I glanced at him again, but his face was unreadable. I could feel the tears filling my eyes, but by sheer will I kept them from falling. "In my dreams I hear you calling my name. I try to scream for you, but I can't make a sound," I told him, looking away. "I watch him kill you over and over and a part of me dies every time."

Despite my best efforts, I felt a tear fall down my cheek. I looked down at my hands and let the sadness I felt fill my voice as I confessed, "I told you that it took me a long time to get over loosing you, Mac, but the truth is I never did. And now I find that I can't bring myself to kill you no matter what we once promised each other.

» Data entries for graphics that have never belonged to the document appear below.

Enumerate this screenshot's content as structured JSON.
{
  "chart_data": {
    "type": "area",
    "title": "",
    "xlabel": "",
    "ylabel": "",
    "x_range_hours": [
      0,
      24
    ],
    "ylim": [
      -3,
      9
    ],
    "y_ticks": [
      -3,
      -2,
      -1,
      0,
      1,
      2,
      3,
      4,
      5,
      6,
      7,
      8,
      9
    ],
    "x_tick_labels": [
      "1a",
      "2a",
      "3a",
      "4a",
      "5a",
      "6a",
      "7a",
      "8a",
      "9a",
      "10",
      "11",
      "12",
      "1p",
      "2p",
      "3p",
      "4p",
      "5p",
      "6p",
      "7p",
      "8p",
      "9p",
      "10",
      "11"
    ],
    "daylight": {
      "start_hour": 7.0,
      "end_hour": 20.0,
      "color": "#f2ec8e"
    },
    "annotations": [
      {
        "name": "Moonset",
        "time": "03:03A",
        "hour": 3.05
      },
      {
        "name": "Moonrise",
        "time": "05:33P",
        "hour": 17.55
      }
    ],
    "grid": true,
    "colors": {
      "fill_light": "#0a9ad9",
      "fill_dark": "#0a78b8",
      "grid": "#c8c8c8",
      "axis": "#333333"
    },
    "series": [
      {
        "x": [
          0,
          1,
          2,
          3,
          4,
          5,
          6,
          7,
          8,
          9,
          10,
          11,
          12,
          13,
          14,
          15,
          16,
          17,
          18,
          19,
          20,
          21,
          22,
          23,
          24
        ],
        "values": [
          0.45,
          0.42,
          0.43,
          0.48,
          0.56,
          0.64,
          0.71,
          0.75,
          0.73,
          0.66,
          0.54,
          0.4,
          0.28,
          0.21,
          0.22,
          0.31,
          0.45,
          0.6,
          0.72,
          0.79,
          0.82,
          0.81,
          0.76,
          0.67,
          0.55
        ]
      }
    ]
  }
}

Since I can't kill you and I can't forget—" how much I loved you, I'd almost said. "—everything that happened, I figure I might as well help you."

I wiped away the tear from my cheek and stood up. "Excuse me," I whispered, turning toward the back of the plane. I went into the bathroom and turned on the cold water. I rested my forearms on the sink and buried my face in my hands. How could I bear to do this for two weeks? How could I be with him and dredge up all these memories of our life together and not fall in love with him all over again?

Yeah, he was different now. Hell, he was a damn vampire, but more than that had changed. He was harder now, not that he'd ever been exactly carefree to begin with. And the ease in which he'd killed his own kind at Mother Abigail's…. Ah, but he'd had a point about that. If he hadn't been so quick to pull the trigger, Corrine would now be a blood-sucking fiend, and with her sire dead, Elvira would have seen me dead too, not it would have mattered.

And it wasn't like I was the same girl he'd once loved either. I dreaded his memories returning because I knew he'd hate me when they did. We'd lived by the same code once, the two of us. Destroy the vampires any way possible to make the world safe for the children of the world. Now look at me, a Kindred mole.

I worked for and protected the vamps for a selfish purpose, to protect my child. If I'd had any kind of scruples, I would have let her die ten years ago and kept hunting the damned leeches. But you never know what you'll do until fate throws you into the worst possible circumstances. That's when you find out exactly where you stand, what you're really made of. It had been the ultimate test, and one I'd ultimately failed.

I washed my face and dried it, careful to remove all traces of my tears. I left the bathroom and made myself another cup of coffee before rejoining Cormac in the main cabin.